Esta ligação do estudo com o trabalho, além de atender a objetivos ideológicos (o trabalho desalienado é fonte de afirmação do ser humano), de romper a tradicional contradição entre a teoria e a prática e jogar por terra o conceito elitista de trabalho intelectual desligado da produção material, tem também u objetivo econômico. Diz Fidel que “ um país pobre, com a velha concepção de educação, teria que optar pelo princípio de que só estuda uma parte da população e condenar a maioria a não estudar. Para nós, a ligação do estudo com o trabalho produtivo além de ser um princípio de ordem moral, de um princípio de ordem teórica, além de tudo é uma imperiosa necessidade material.”
A aplicação desses princípios vimos em nossa visita a Escola Vocacional Lenin. Esta escola, situada a uns 30 Km de Havana , dentro de um parque de 750 há(Parque Lenin), oferece ensino secundário a cerca de quatro mil alunos em regime de internato.

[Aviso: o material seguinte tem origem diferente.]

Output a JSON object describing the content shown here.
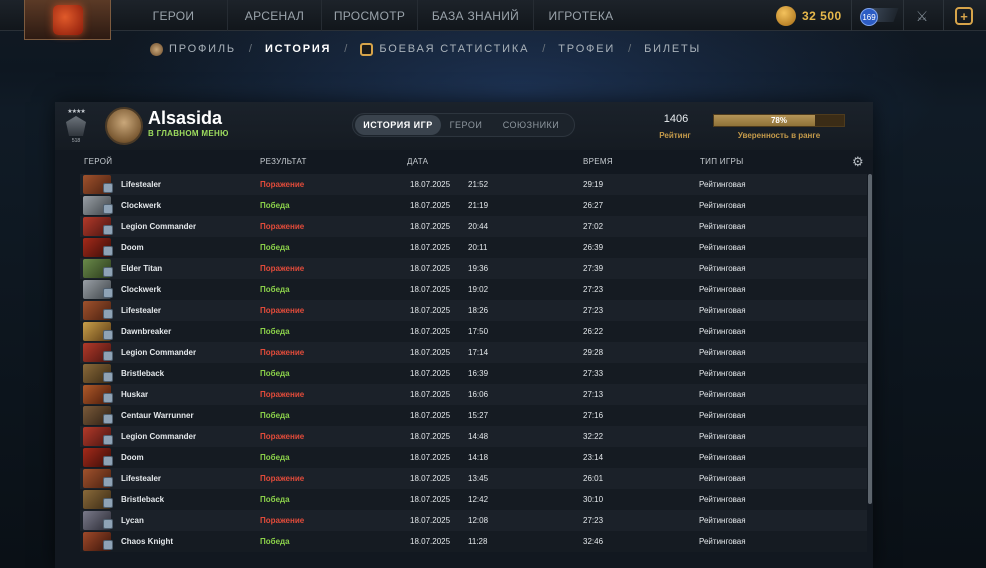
{
  "topnav": {
    "items": [
      "ГЕРОИ",
      "АРСЕНАЛ",
      "ПРОСМОТР",
      "БАЗА ЗНАНИЙ",
      "ИГРОТЕКА"
    ],
    "currency": "32 500",
    "level": "169"
  },
  "subnav": {
    "items": [
      {
        "label": "ПРОФИЛЬ",
        "active": false
      },
      {
        "label": "ИСТОРИЯ",
        "active": true
      },
      {
        "label": "БОЕВАЯ СТАТИСТИКА",
        "active": false
      },
      {
        "label": "ТРОФЕИ",
        "active": false
      },
      {
        "label": "БИЛЕТЫ",
        "active": false
      }
    ]
  },
  "player": {
    "name": "Alsasida",
    "status": "В ГЛАВНОМ МЕНЮ",
    "rank_number": "518"
  },
  "tabs": [
    {
      "label": "ИСТОРИЯ ИГР",
      "active": true
    },
    {
      "label": "ГЕРОИ",
      "active": false
    },
    {
      "label": "СОЮЗНИКИ",
      "active": false
    }
  ],
  "rating": {
    "value": "1406",
    "label": "Рейтинг",
    "confidence_text": "78%",
    "confidence_fraction": 0.78,
    "confidence_label": "Уверенность в ранге"
  },
  "table": {
    "headers": {
      "hero": "ГЕРОЙ",
      "result": "РЕЗУЛЬТАТ",
      "date": "ДАТА",
      "duration": "ВРЕМЯ",
      "mode": "ТИП ИГРЫ"
    },
    "rows": [
      {
        "hero": "Lifestealer",
        "result": "Поражение",
        "win": false,
        "date": "18.07.2025",
        "time": "21:52",
        "duration": "29:19",
        "mode": "Рейтинговая"
      },
      {
        "hero": "Clockwerk",
        "result": "Победа",
        "win": true,
        "date": "18.07.2025",
        "time": "21:19",
        "duration": "26:27",
        "mode": "Рейтинговая"
      },
      {
        "hero": "Legion Commander",
        "result": "Поражение",
        "win": false,
        "date": "18.07.2025",
        "time": "20:44",
        "duration": "27:02",
        "mode": "Рейтинговая"
      },
      {
        "hero": "Doom",
        "result": "Победа",
        "win": true,
        "date": "18.07.2025",
        "time": "20:11",
        "duration": "26:39",
        "mode": "Рейтинговая"
      },
      {
        "hero": "Elder Titan",
        "result": "Поражение",
        "win": false,
        "date": "18.07.2025",
        "time": "19:36",
        "duration": "27:39",
        "mode": "Рейтинговая"
      },
      {
        "hero": "Clockwerk",
        "result": "Победа",
        "win": true,
        "date": "18.07.2025",
        "time": "19:02",
        "duration": "27:23",
        "mode": "Рейтинговая"
      },
      {
        "hero": "Lifestealer",
        "result": "Поражение",
        "win": false,
        "date": "18.07.2025",
        "time": "18:26",
        "duration": "27:23",
        "mode": "Рейтинговая"
      },
      {
        "hero": "Dawnbreaker",
        "result": "Победа",
        "win": true,
        "date": "18.07.2025",
        "time": "17:50",
        "duration": "26:22",
        "mode": "Рейтинговая"
      },
      {
        "hero": "Legion Commander",
        "result": "Поражение",
        "win": false,
        "date": "18.07.2025",
        "time": "17:14",
        "duration": "29:28",
        "mode": "Рейтинговая"
      },
      {
        "hero": "Bristleback",
        "result": "Победа",
        "win": true,
        "date": "18.07.2025",
        "time": "16:39",
        "duration": "27:33",
        "mode": "Рейтинговая"
      },
      {
        "hero": "Huskar",
        "result": "Поражение",
        "win": false,
        "date": "18.07.2025",
        "time": "16:06",
        "duration": "27:13",
        "mode": "Рейтинговая"
      },
      {
        "hero": "Centaur Warrunner",
        "result": "Победа",
        "win": true,
        "date": "18.07.2025",
        "time": "15:27",
        "duration": "27:16",
        "mode": "Рейтинговая"
      },
      {
        "hero": "Legion Commander",
        "result": "Поражение",
        "win": false,
        "date": "18.07.2025",
        "time": "14:48",
        "duration": "32:22",
        "mode": "Рейтинговая"
      },
      {
        "hero": "Doom",
        "result": "Победа",
        "win": true,
        "date": "18.07.2025",
        "time": "14:18",
        "duration": "23:14",
        "mode": "Рейтинговая"
      },
      {
        "hero": "Lifestealer",
        "result": "Поражение",
        "win": false,
        "date": "18.07.2025",
        "time": "13:45",
        "duration": "26:01",
        "mode": "Рейтинговая"
      },
      {
        "hero": "Bristleback",
        "result": "Победа",
        "win": true,
        "date": "18.07.2025",
        "time": "12:42",
        "duration": "30:10",
        "mode": "Рейтинговая"
      },
      {
        "hero": "Lycan",
        "result": "Поражение",
        "win": false,
        "date": "18.07.2025",
        "time": "12:08",
        "duration": "27:23",
        "mode": "Рейтинговая"
      },
      {
        "hero": "Chaos Knight",
        "result": "Победа",
        "win": true,
        "date": "18.07.2025",
        "time": "11:28",
        "duration": "32:46",
        "mode": "Рейтинговая"
      }
    ]
  },
  "colors": {
    "win": "#8bd14a",
    "loss": "#e14b3a",
    "accent_gold": "#c49a4a"
  }
}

Os estudantes, rapazes e moças, chegam á escola no Domingo á noite e voltam para suas casas na Sexta-feira á tarde .
A escola, muito bem montada, com modernas instalações, teve seus quase 80 laboratórios doados pela União Sovética e foi inaugurada pessoalmente por Leonid Brejnev. É composta de cerca de 30 edifícios que se esparramam por vastos jardins bem cuidados e com toda uma estrutura para a vida social dos estudantes: centros de lazer, quadras de esportes, piscinas, bibliotecas, salões para cinema e teatro, etc.
Os alunos da Escola Lenin, dedicam-se em média 15 horas semanais ao trabalho produtivo em uma das três fábricas implantadas no conjunto educacional. Uma fábrica de material esportivo (produz tacos de baseball, bolas, redes, raquetes etc.) outra de roupas e uma de material e equipamento eletrônico onde se fabrica pilhas, monta-se rádios e computadores . A produção dessas indústrias garante auto-suficiência de todo o conjunto educacional.
Os estudantes com os quais conversamos nessa escola impressionaram-nos pelo nível de informação e pela cordialidade e desinibição nos contatos com os visitantes. Falavam-nos de suas preocupações com a paz mundial, de seus planos de estudos, perguntavam-nos sobre Zico, Sócrates e Roberto Carlos, narravam-nos os hábitos do internato (proibido cabelo grande e namoro ostensivo) e eram unânimes em um ponto: todos almejavam pertencer à Juventude Comunista.
Na cidade de Havana também visitamos várias escolas do bairro El Vedado, onde ficava nosso hotel. A maioria delas, de curso primário, é instalada nos antigos casarões da alta burguesia cubana que abandonou o país após a revolução. As salas de aula são pequenas, com atenção intensiva dos professores aos alunos e abundância de material didático. Sempre presentes em todas as salas, cartazes alusivos á revolução e de homenagem a seus heróis.
Além da educação formal, pudemos sentir grande ênfase na complementação cultural da juventude. No ano de 1984, devem ser produzidos em Cuba, 50 milhões de livros, ou seja, 5 volumes para cada cidadão cubano, isto sem contar a grande quantidade de livros importados, principalmente da União Soviética. Os ingressos de cinema, teatro e balé são baratíssimos, custam o mesmo que uma passagem de ônibus (50 cruzeiros). As bibliotecas são numerosas e as livrarias vendem seus livros a preços baixíssimos . O esporte e a formação física recebem toda a atenção e não é por acaso que Cuba vem se destacando em todas as grandes competições de nível internacional.
Cuba conseguiu colocar na prática a priorização á educação e hoje colhe os bons frutos dessa política. Conta com um povo preparado para o trabalho, desalienado, engajado social e politicamente, ou seja, em condições de enfrentar de forma competente, consciente e criadora a construção de sua sociedade socialista.